Kyes v. Pisco

31 Mich. App. 72 (1971) 187 N.W.2d 551

KYES
v.
PISCO

Docket No. 6662.

Michigan Court of Appeals.

Decided February 22, 1971. Decided on rehearing February 18, 1972. Leave to appeal applied for March 8, 1972.

F.M.M. Hally, for plaintiff.

Rouse, Selby, Dickinson, Shaw & Pike (by Millard Becker, Jr.), for defendant.

Before: R.B. BURNS, P.J., and J.H. GILLIS and DANHOF, JJ.

*73 PER CURIAM.

On December 20, 1967, plaintiff instituted suit against defendant for damages arising out of an automobile accident which occurred on December 24, 1964.[1] On or about December 22, 1967, a copy of the complaint was delivered to a clerk in the circuit court commissioner's office who, in addition to his official duties as clerk, also served complaints and summonses to supplement his income. The clerk, acting as process server for plaintiff's attorney, served the complaint on defendant on December 30, 1967. Defendant moved for, and was granted, an accelerated judgment inasmuch as the pertinent statute of limitations had run. GCR 1963, 116.1(5).

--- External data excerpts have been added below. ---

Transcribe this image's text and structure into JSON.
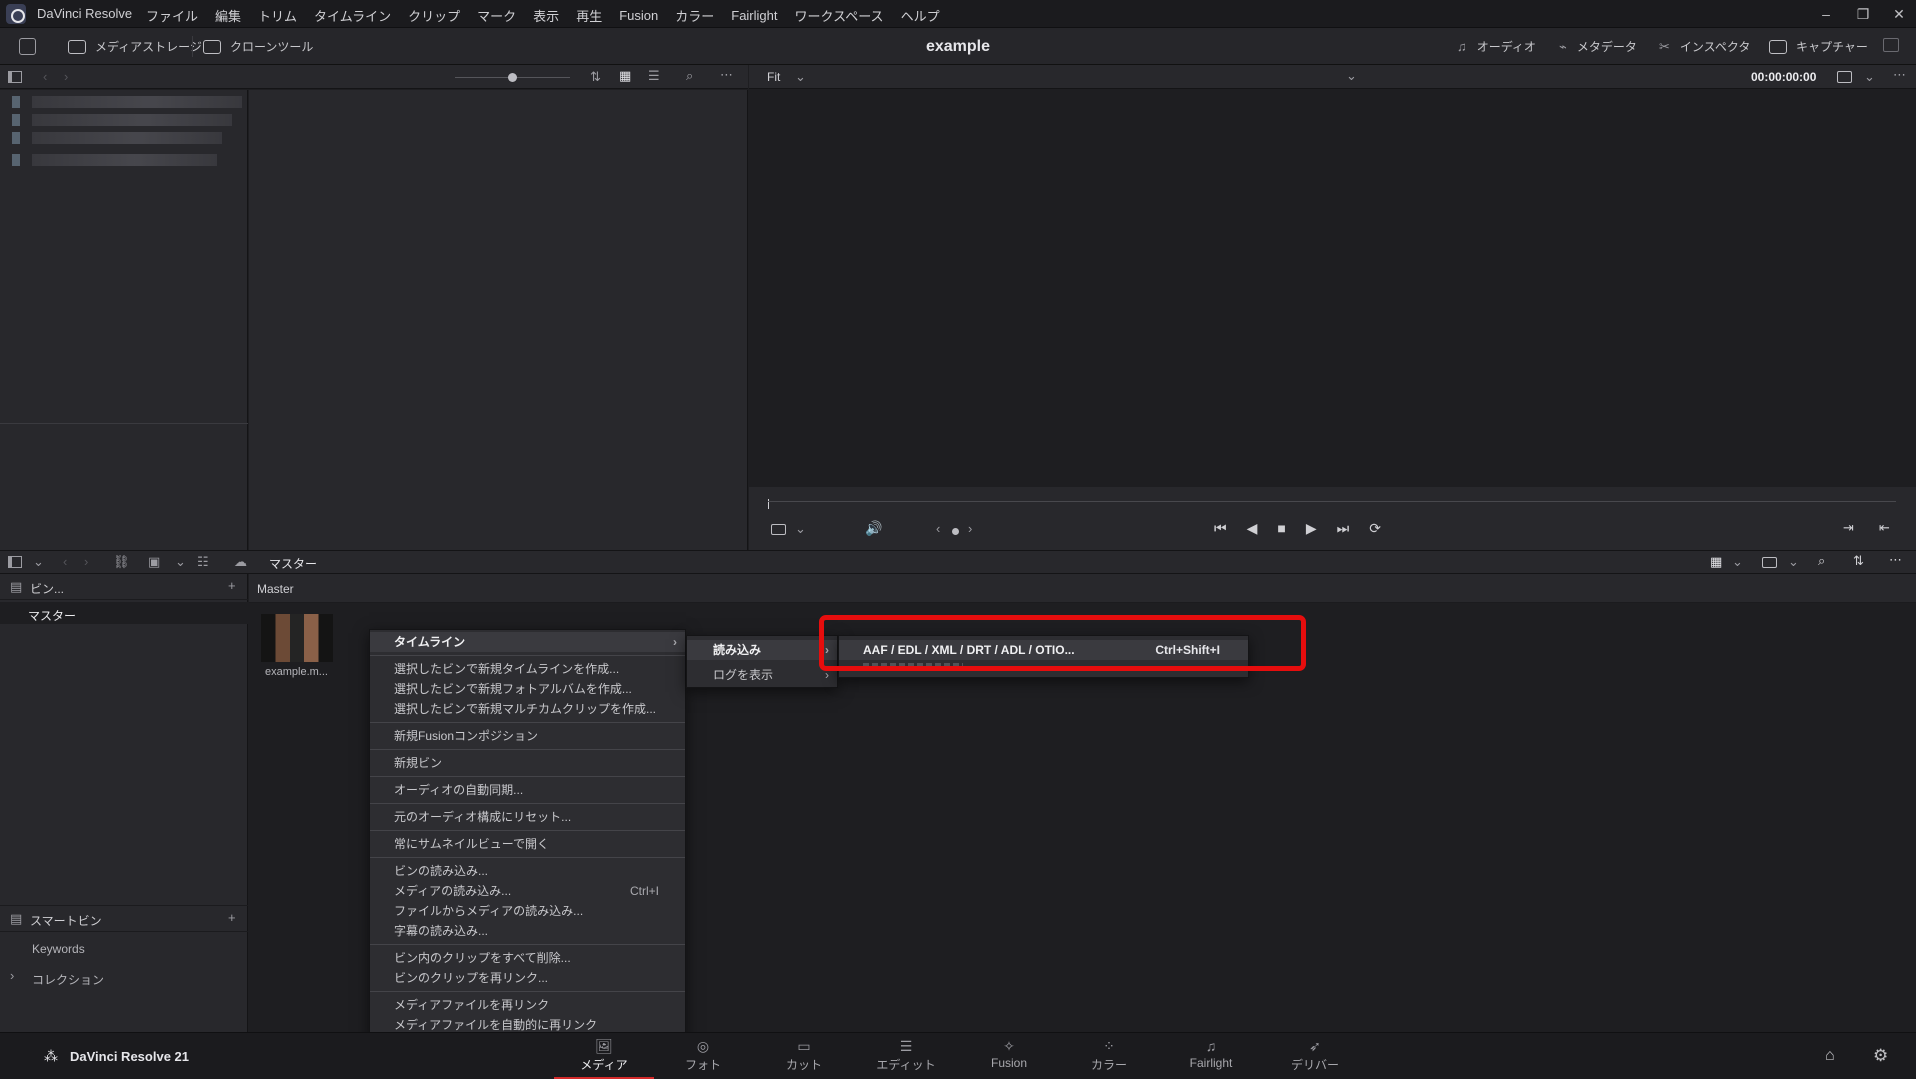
{
  "titlebar": {
    "app_name": "DaVinci Resolve",
    "menus": [
      "ファイル",
      "編集",
      "トリム",
      "タイムライン",
      "クリップ",
      "マーク",
      "表示",
      "再生",
      "Fusion",
      "カラー",
      "Fairlight",
      "ワークスペース",
      "ヘルプ"
    ],
    "minimize": "–",
    "restore": "❐",
    "close": "✕"
  },
  "toolbar": {
    "media_storage": "メディアストレージ",
    "clone_tool": "クローンツール",
    "project_title": "example",
    "audio": "オーディオ",
    "metadata": "メタデータ",
    "inspector": "インスペクタ",
    "capture": "キャプチャー"
  },
  "viewer": {
    "fit": "Fit",
    "timecode": "00:00:00:00"
  },
  "bin_bar": {
    "path": "マスター"
  },
  "bins": {
    "header": "ビン...",
    "master": "マスター",
    "smart_bins": "スマートビン",
    "keywords": "Keywords",
    "collections": "コレクション"
  },
  "bin_content": {
    "header": "Master",
    "clip_name": "example.m..."
  },
  "context_menu": {
    "items": [
      {
        "label": "タイムライン",
        "submenu": true,
        "highlight": true
      },
      {
        "sep": true
      },
      {
        "label": "選択したビンで新規タイムラインを作成..."
      },
      {
        "label": "選択したビンで新規フォトアルバムを作成..."
      },
      {
        "label": "選択したビンで新規マルチカムクリップを作成..."
      },
      {
        "sep": true
      },
      {
        "label": "新規Fusionコンポジション"
      },
      {
        "sep": true
      },
      {
        "label": "新規ビン"
      },
      {
        "sep": true
      },
      {
        "label": "オーディオの自動同期..."
      },
      {
        "sep": true
      },
      {
        "label": "元のオーディオ構成にリセット..."
      },
      {
        "sep": true
      },
      {
        "label": "常にサムネイルビューで開く"
      },
      {
        "sep": true
      },
      {
        "label": "ビンの読み込み..."
      },
      {
        "label": "メディアの読み込み...",
        "shortcut": "Ctrl+I"
      },
      {
        "label": "ファイルからメディアの読み込み..."
      },
      {
        "label": "字幕の読み込み..."
      },
      {
        "sep": true
      },
      {
        "label": "ビン内のクリップをすべて削除..."
      },
      {
        "label": "ビンのクリップを再リンク..."
      },
      {
        "sep": true
      },
      {
        "label": "メディアファイルを再リンク"
      },
      {
        "label": "メディアファイルを自動的に再リンク"
      }
    ]
  },
  "submenu_1": {
    "import": "読み込み",
    "show_log": "ログを表示"
  },
  "submenu_2": {
    "import_aaf": "AAF / EDL / XML / DRT / ADL / OTIO...",
    "shortcut": "Ctrl+Shift+I"
  },
  "pagebar": {
    "brand": "DaVinci Resolve 21",
    "tabs": [
      {
        "label": "メディア",
        "icon": "🖼",
        "active": true
      },
      {
        "label": "フォト",
        "icon": "◎"
      },
      {
        "label": "カット",
        "icon": "▭"
      },
      {
        "label": "エディット",
        "icon": "☰"
      },
      {
        "label": "Fusion",
        "icon": "✧"
      },
      {
        "label": "カラー",
        "icon": "⁘"
      },
      {
        "label": "Fairlight",
        "icon": "♫"
      },
      {
        "label": "デリバー",
        "icon": "➶"
      }
    ]
  },
  "colors": {
    "accent_red": "#e60d0d",
    "active_tab": "#d32a2a"
  }
}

On appeal, plaintiff maintains that the statute of limitations had been tolled by delivery of the complaint into the hands of a clerk to a circuit court commissioner. MCLA § 600.5856 (Stat Ann 1962 Rev § 27A.5856), reads as follows:

"The statutes of limitations are tolled when

"(1) the complaint is filed and a copy of the summons and complaint are served on the defendant, or when

"(2) jurisdiction over the defendant is otherwise acquired, or when

"(3) the complaint is filed and a copy of the summons and complaint in good faith, are placed in the hands of an officer for immediate service, but in this case the statute shall not be tolled longer than 90 days thereafter."

The critical issue in this case can be framed thus: whether a clerk to a circuit court commissioner who acts as a process server on his own behalf and not *74 in the furtherance of his official duties is an "officer" within the purview of the above-cited statute. Initially, it is necessary to point out that the instant case is not the situation as in Buscaino v. Rhodes (1969), 20 Mich. App. 329, where we held that the statute is not tolled by placing copies of the summons and complaint in the hands of the sheriff for service of process but with the request that service be delayed, since such service is not "immediate" within the meaning of the section.[2] Several other decisions are more germane to the discussion of the question before us. In Coleman v. Bolton (1970), 24 Mich. App. 547, we held that a police officer who acts as a private citizen and not as a public agent in serving process is not such an "officer" within § 5856 of the Revised Judicature Act. Salmanovitz v. Dexter-Davison Markets, Inc. (1969), 17 Mich. App. 390, is another decision holding to the same effect and one we find essentially identical to the controversy at bar. In that case, service of process by a bailiff for circuit court commissioners, acting as a private individual, was found not to stay the running of the statute of limitations. The Court noted, at 391, 392:

"Any service of process unconnected with the commissioner is beyond the bailiff's official statutory power. When he accepts papers to be served from another person or entity not connected with the commissioner, the bailiff acts as an ordinary citizen or layman. As such, he is able to serve process on his own, but he cannot be considered an officer of the court for immediate service which would toll the statute of limitations for 90 days under CLS 1961, § 600.5856 (Stat Ann 1962 Rev § 27A.5856[3])."

*75 While the clerk may well have been a person of suitable age and discretion to act as process server under GCR 1963, 103.1, he was not such an officer as to effect a tolling of the statute under RJA § 5856.

Affirmed. Costs to appellee.

All concurred.

MEMORANDUM OPINION (ON REHEARING). This cause is controlled by the recent Supreme Court decision in Buscaino v Rhodes, 385 Mich. 474 (1971), decided after our opinion was issued.

We grant plaintiff-appellant's delayed motion for rehearing and the decision of the trial court is reversed. No costs.

NOTES

[1] As can be easily seen, suit was begun before the statute of limitations had run but service on defendant was not completed until after the expiration of the statute. MCLA § 600.5805 (Stat Ann 1962 Rev § 27A.5805).

[2] For a contra holding, see Hoseney v. Zantop (1969), 17 Mich. App. 141.